In this example, that file is a symlink to a file in /gpfs/gsfs8/users/goodsonjr/encode-atac/input/. The submitted script invokes singularity with this command:

singularity exec --cleanenv --home=/gpfs/gsfs8/users/goodsonjr/encode-atac/atac/a72c0a26-b2e0-4bdc-8e63-31a52e65a332/call-align/shard-1 --bind=/fdb/encode-atac-seq-pipeline/v3/hg38,/vf/db/encode-atac-seq-pipeline/v3, https://encode-pipeline-singularity-image.s3.us-west-2.amazonaws.com/atac-seq-pipeline_v2.2.0.sif /bin/bash /gpfs/gsfs8/users/goodsonjr/encode-atac/atac/a72c0a26-b2e0-4bdc-8e63-31a52e65a332/call-align/shard-1/attempt-2/execution/script

This generated bindpaths for the atac.genome_tsv file as it was an absolute path, but the relative paths to the FastQ files are discarded. Since the original files aren't in --bind or the --home path, the container cannot read the file.

Details: Looking at the Caper code, it runs caper.singularity.find_bindpath() on the input JSON file to determine what paths to bind-mount. This function calls autouri.AbsPath to determine if it is a valid path. It then uses some logic to determine which parent directories to bind-mount. Since this function takes the relative paths and directly generates an autouri AbsPath, the relative paths don't generate valid URIs, and won't be included in the bind-path generation logic. I get a comparable result when calling this function directly, this conditional:

https://github.com/ENCODE-DCC/caper/blob/2ff0999285490984e43fa8d0f74f636575f973c8/caper/singularity.py#L43-L45

evaluates to False when fed a relative path. This means the path won't be included in all_dirnames and won't contribute to the bindpath.

This issue does not seem to arise with the plain local backend without Slurm. I haven't figured out why, but when using Slurm Caper creates symlinks in the workflow run directory, while with the local backend they get copied or hardlinked, despite the generated backend.conf having the same order for backend.providers.Local.config.filesystem.local.localization.

I looked but was unable to find any documentation concerning absolute vs relative paths, and the descriptions of the input JSON format use either web URIs or relative local paths. I am not sure what to suggest, although using os.path.abspath() to convert relative paths to absolute before generating the autouri.AbsPath might potentially resolve this.

leepc12 commented 1 year ago

I will add documentation about absolute paths in README.

Caper's localization engine autouri cannot distinguish between relative path and plain string, so was not able to add it to Singularity's bindpath. Currently, it's recommended to use absolute paths only in an input JSON particularly for Singularity.

Thanks for reporting, I will look into this and fix it soon. Please use absolute paths until it's fixed.

xk42 commented 1 year ago

This is affecting our environment as well. Since cromwell localization by default does hard link, soft link and file copy with cromwell. Most institutes have labs and multiple filesystems that shares data and in this case, singularity container seems to be unable to access data that are localized by cromwell and turned into relative paths.
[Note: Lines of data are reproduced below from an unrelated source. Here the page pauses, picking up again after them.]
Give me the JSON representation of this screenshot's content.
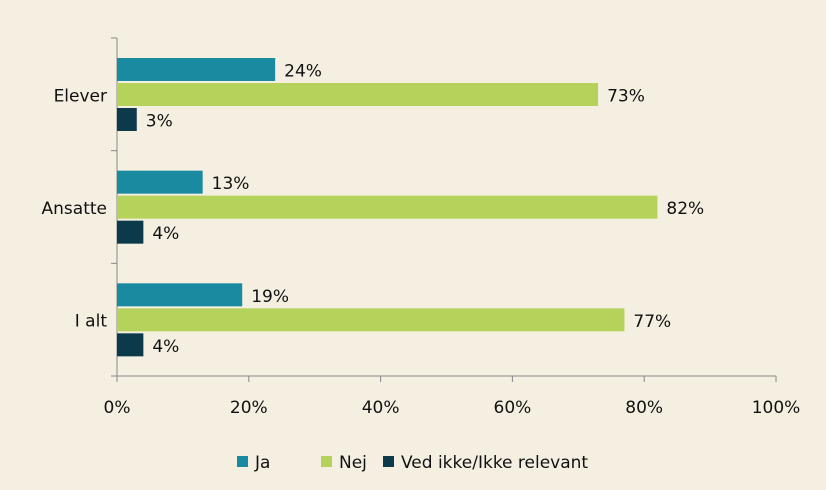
{
  "chart_data": {
    "type": "bar",
    "orientation": "horizontal",
    "categories": [
      "Elever",
      "Ansatte",
      "I alt"
    ],
    "series": [
      {
        "name": "Ja",
        "color": "#1a8aa0",
        "values": [
          24,
          13,
          19
        ],
        "value_labels": [
          "24%",
          "13%",
          "19%"
        ]
      },
      {
        "name": "Nej",
        "color": "#b5d35a",
        "values": [
          73,
          82,
          77
        ],
        "value_labels": [
          "73%",
          "82%",
          "77%"
        ]
      },
      {
        "name": "Ved ikke/Ikke relevant",
        "color": "#0c3a4a",
        "values": [
          3,
          4,
          4
        ],
        "value_labels": [
          "3%",
          "4%",
          "4%"
        ]
      }
    ],
    "xlim": [
      0,
      100
    ],
    "xticks": [
      {
        "value": 0,
        "label": "0%"
      },
      {
        "value": 20,
        "label": "20%"
      },
      {
        "value": 40,
        "label": "40%"
      },
      {
        "value": 60,
        "label": "60%"
      },
      {
        "value": 80,
        "label": "80%"
      },
      {
        "value": 100,
        "label": "100%"
      }
    ],
    "legend": "bottom",
    "grid": false
  }
}
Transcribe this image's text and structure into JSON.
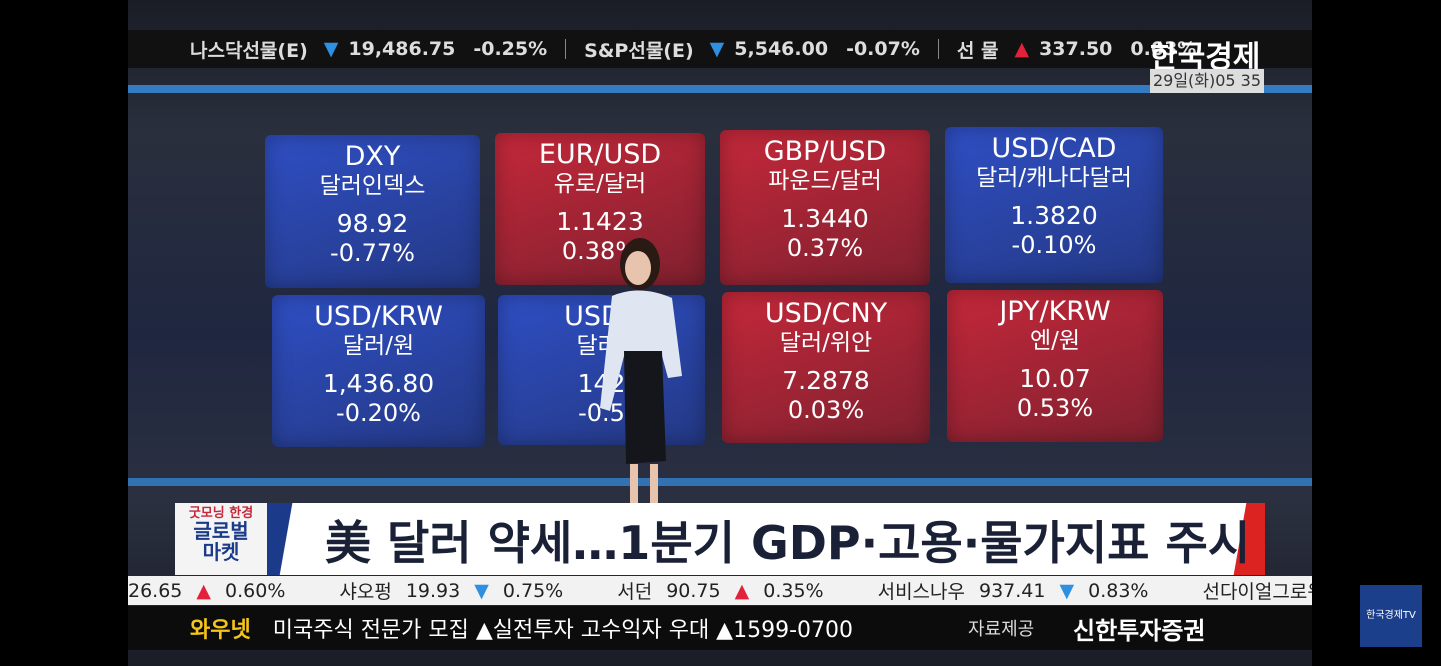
{
  "top_ticker": {
    "items": [
      {
        "name": "나스닥선물(E)",
        "arrow": "▼",
        "value": "19,486.75",
        "change": "-0.25%"
      },
      {
        "name": "S&P선물(E)",
        "arrow": "▼",
        "value": "5,546.00",
        "change": "-0.07%"
      },
      {
        "name": "선 물",
        "arrow": "▲",
        "value": "337.50",
        "change": "0.03%"
      }
    ],
    "brand": "한국경제",
    "time": "29일(화)05 35"
  },
  "panels": [
    {
      "code": "DXY",
      "name": "달러인덱스",
      "value": "98.92",
      "change": "-0.77%",
      "color": "#2f4fc4"
    },
    {
      "code": "EUR/USD",
      "name": "유로/달러",
      "value": "1.1423",
      "change": "0.38%",
      "color": "#c4283a"
    },
    {
      "code": "GBP/USD",
      "name": "파운드/달러",
      "value": "1.3440",
      "change": "0.37%",
      "color": "#c4283a"
    },
    {
      "code": "USD/CAD",
      "name": "달러/캐나다달러",
      "value": "1.3820",
      "change": "-0.10%",
      "color": "#2f4fc4"
    },
    {
      "code": "USD/KRW",
      "name": "달러/원",
      "value": "1,436.80",
      "change": "-0.20%",
      "color": "#2f4fc4"
    },
    {
      "code": "USD/J",
      "name": "달러/",
      "value": "142",
      "change": "-0.5",
      "color": "#2f4fc4"
    },
    {
      "code": "USD/CNY",
      "name": "달러/위안",
      "value": "7.2878",
      "change": "0.03%",
      "color": "#c4283a"
    },
    {
      "code": "JPY/KRW",
      "name": "엔/원",
      "value": "10.07",
      "change": "0.53%",
      "color": "#c4283a"
    }
  ],
  "program": {
    "line1": "굿모닝 한경",
    "line2": "글로벌",
    "line3": "마켓"
  },
  "headline": "美 달러 약세…1분기 GDP·고용·물가지표 주시",
  "stock_ticker": [
    {
      "name": "",
      "value": "26.65",
      "arrow": "▲",
      "change": "0.60%"
    },
    {
      "name": "샤오펑",
      "value": "19.93",
      "arrow": "▼",
      "change": "0.75%"
    },
    {
      "name": "서던",
      "value": "90.75",
      "arrow": "▲",
      "change": "0.35%"
    },
    {
      "name": "서비스나우",
      "value": "937.41",
      "arrow": "▼",
      "change": "0.83%"
    },
    {
      "name": "선다이얼그로워",
      "value": "",
      "arrow": "",
      "change": ""
    }
  ],
  "bottom_bar": {
    "label": "와우넷",
    "message": "미국주식 전문가 모집 ▲실전투자 고수익자 우대 ▲1599-0700",
    "source_label": "자료제공",
    "source": "신한투자증권"
  },
  "channel_logo": "한국경제TV"
}
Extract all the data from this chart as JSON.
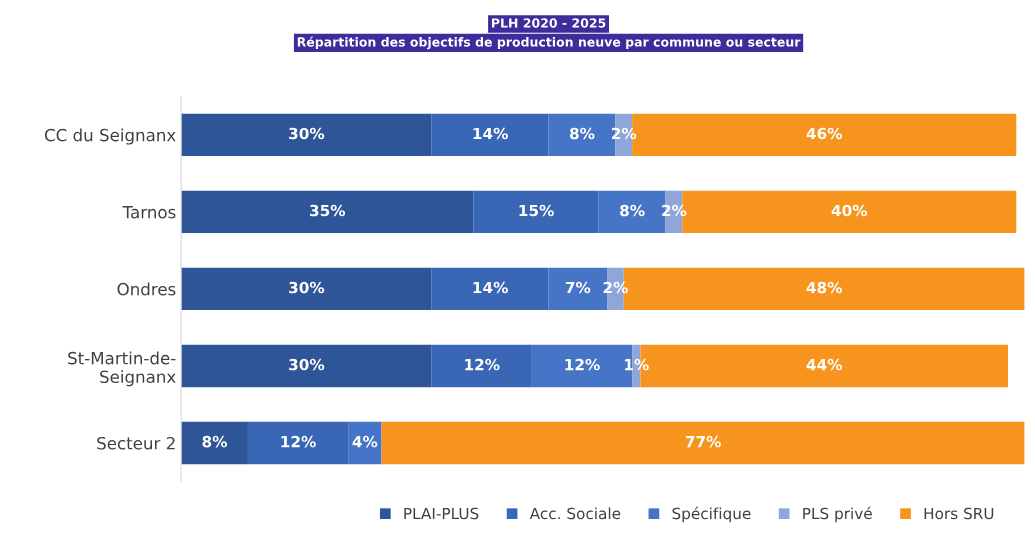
{
  "chart_data": {
    "type": "bar",
    "orientation": "horizontal",
    "stacked": true,
    "title": "PLH 2020 - 2025",
    "subtitle": "Répartition des objectifs de production neuve par commune ou secteur",
    "categories": [
      "CC du Seignanx",
      "Tarnos",
      "Ondres",
      "St-Martin-de-\nSeignanx",
      "Secteur 2"
    ],
    "series": [
      {
        "name": "PLAI-PLUS",
        "color": "#2e5597",
        "values": [
          30,
          35,
          30,
          30,
          8
        ],
        "value_labels": [
          "30%",
          "35%",
          "30%",
          "30%",
          "8%"
        ]
      },
      {
        "name": "Acc. Sociale",
        "color": "#3a67b5",
        "values": [
          14,
          15,
          14,
          12,
          12
        ],
        "value_labels": [
          "14%",
          "15%",
          "14%",
          "12%",
          "12%"
        ]
      },
      {
        "name": "Spécifique",
        "color": "#4674c6",
        "values": [
          8,
          8,
          7,
          12,
          4
        ],
        "value_labels": [
          "8%",
          "8%",
          "7%",
          "12%",
          "4%"
        ]
      },
      {
        "name": "PLS privé",
        "color": "#8fa6d8",
        "values": [
          2,
          2,
          2,
          1,
          null
        ],
        "value_labels": [
          "2%",
          "2%",
          "2%",
          "1%",
          null
        ]
      },
      {
        "name": "Hors SRU",
        "color": "#f7941d",
        "values": [
          46,
          40,
          48,
          44,
          77
        ],
        "value_labels": [
          "46%",
          "40%",
          "48%",
          "44%",
          "77%"
        ]
      }
    ],
    "xlim": [
      0,
      101
    ],
    "tick_labels": "y",
    "grid": false,
    "legend": "bottom"
  }
}
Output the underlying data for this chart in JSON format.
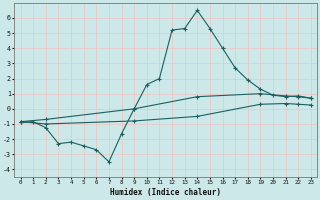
{
  "xlabel": "Humidex (Indice chaleur)",
  "background_color": "#cce8e8",
  "grid_color": "#e8c8c8",
  "line_color": "#1a6060",
  "xlim": [
    -0.5,
    23.5
  ],
  "ylim": [
    -4.5,
    7.0
  ],
  "xticks": [
    0,
    1,
    2,
    3,
    4,
    5,
    6,
    7,
    8,
    9,
    10,
    11,
    12,
    13,
    14,
    15,
    16,
    17,
    18,
    19,
    20,
    21,
    22,
    23
  ],
  "yticks": [
    -4,
    -3,
    -2,
    -1,
    0,
    1,
    2,
    3,
    4,
    5,
    6
  ],
  "line1_x": [
    0,
    1,
    2,
    3,
    4,
    5,
    6,
    7,
    8,
    9,
    10,
    11,
    12,
    13,
    14,
    15,
    16,
    17,
    18,
    19,
    20,
    21,
    22,
    23
  ],
  "line1_y": [
    -0.9,
    -0.85,
    -1.25,
    -2.3,
    -2.2,
    -2.45,
    -2.7,
    -3.5,
    -1.65,
    0.0,
    1.6,
    2.0,
    5.2,
    5.3,
    6.5,
    5.3,
    4.0,
    2.7,
    1.9,
    1.3,
    0.9,
    0.8,
    0.85,
    0.7
  ],
  "line2_x": [
    0,
    2,
    9,
    14,
    19,
    21,
    22,
    23
  ],
  "line2_y": [
    -0.85,
    -0.7,
    0.0,
    0.8,
    1.0,
    0.85,
    0.8,
    0.7
  ],
  "line3_x": [
    0,
    2,
    9,
    14,
    19,
    21,
    22,
    23
  ],
  "line3_y": [
    -0.85,
    -1.0,
    -0.8,
    -0.5,
    0.3,
    0.35,
    0.3,
    0.25
  ]
}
sidwekhande commented 11 months ago

We faced this issue as well, and using absolute paths did not work for us. To solve this, I created a custom backend and changed the order of the localization list to:

localization = [
    "hard-link"
    "copy"
    "soft-link" 
 ]

and then passed the custom backend file using --backend-file via cmd line.

leepc12 commented 11 months ago

@sidwekhande Are you using slurm backend? It's weird that changing the order fixed the problem. I think you can fix it by not including linked (symlinked or hardlinked) files in input JSON.

For example, if you have an original file at /home/me/original/genome.tsv and it's symlinked to /home/me/linked/genome.tsv. You should not use /home/me/linked/genome.tsv. Simply using original paths in input JSON will fix the problem.

Make sure that all files defined in genome.tsv are not linked (soft or hard) either. e.g. fasta, genome size files, bowtie2 indices.

I will add this to my ToDo list. I will need to edit caper.singularity.find_bindpath() function to recognize linked files and find original ones (recursively for files in genome TSV too).

{
   "atac.genome_tsv": "/home/me/original/genome.tsv"
}

Please let me know if u can run it without adding your own --backend-file.